How --fit-margin Prevents OOM
Getting it to run without OOM requires the --fit flag paired with --fit-margin. The margin tells the runtime how many bytes to reserve as a buffer before falling back to CPU offloading. For a 12GB card running the 35B A3B variant, --fit-margin 1664 is the sweet spot. If you hit OOM during long prompts or heavy context loading, bump it to 1792 or 2048.

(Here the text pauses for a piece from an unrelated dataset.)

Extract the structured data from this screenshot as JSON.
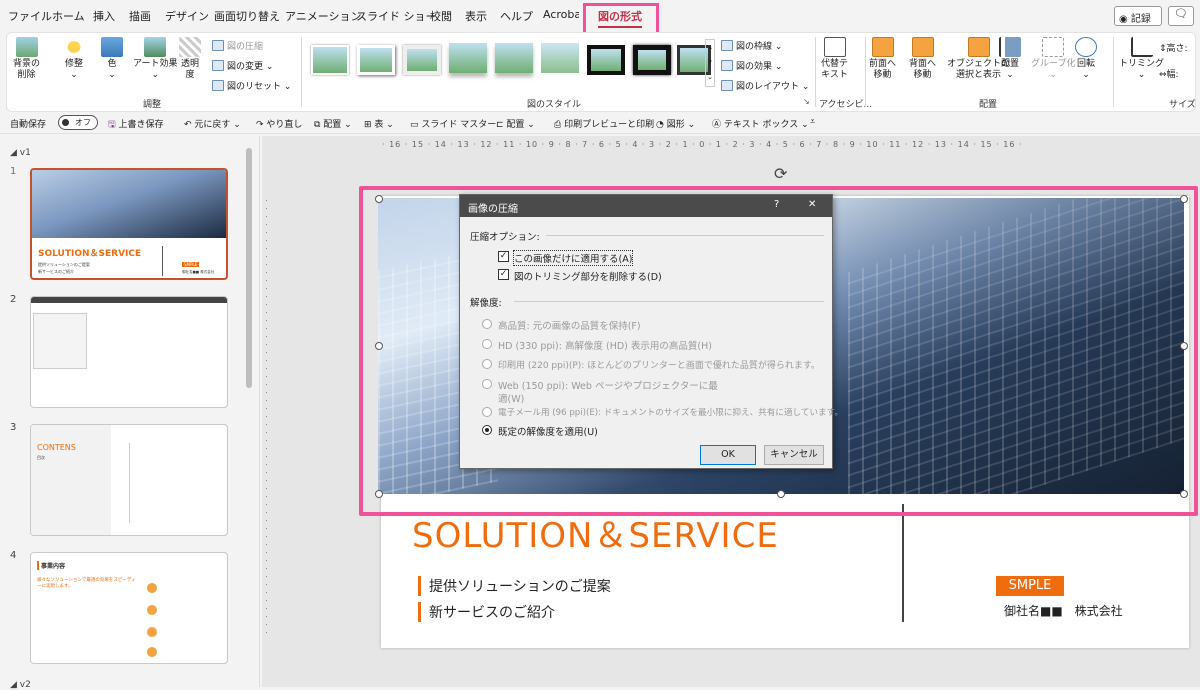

The exact invocation looks like this:
./ik_llama.cpp -m qwen3.6-35b-a3b-iq4_xs.gguf \
--ctx-size 131072 --cache-type-k q8_0 \
--speculative qwen3.6-35b-a3b-draft.gguf \
--spec-draft-max 3 --spec-draft-p-min 0.75 \
--fit --fit-margin 1664 -t 8
The --spec-draft-p-min 0.75 filter keeps low-probability drafts from clogging the decode loop. It pairs well with the fork’s aggressive scheduler.
Reclaiming VRAM From the Desktop Compositor
If 110 tok/s still pushes you to the edge on a 12GB workstation, you can reclaim nearly a gigabyte of VRAM by forcing your desktop compositor to render on the CPU. On KDE Wayland, create a custom SDDM session with these environment variables:
export LIBGL_ALWAYS_SOFTWARE=1
export GALLIUM_DRIVER=llvmpipe
export KWIN_COMPOSE=Q
Idle VRAM drops from over 1024 MB to roughly 126 MB. You lose smooth window animations and hardware-accelerated effects, but the compositor renders via the CPU instead of stealing VRAM from your inference runtime. For a headless terminal or a distraction-free setup, the tradeoff is worth it.
The Tradeoff
The catch is that ik_llama.cpp is a fork. You are not running the latest upstream merges. The maintainer patches selectively, so you need to watch the commit log for breaking changes or upstream MTP adjustments. I would not bet on the gap holding as the official scheduler optimizes, but right now the 23% delta is real and reproducible.
Qwen3.6-35B-A3B MTP on 12GB is no longer a memory experiment. With the right fork, explicit VRAM margins, and a stripped-down compositor, it clears 110 tok/s consistently. I will stick to upstream until the scheduler patches land, but if you need the throughput today, the fork delivers.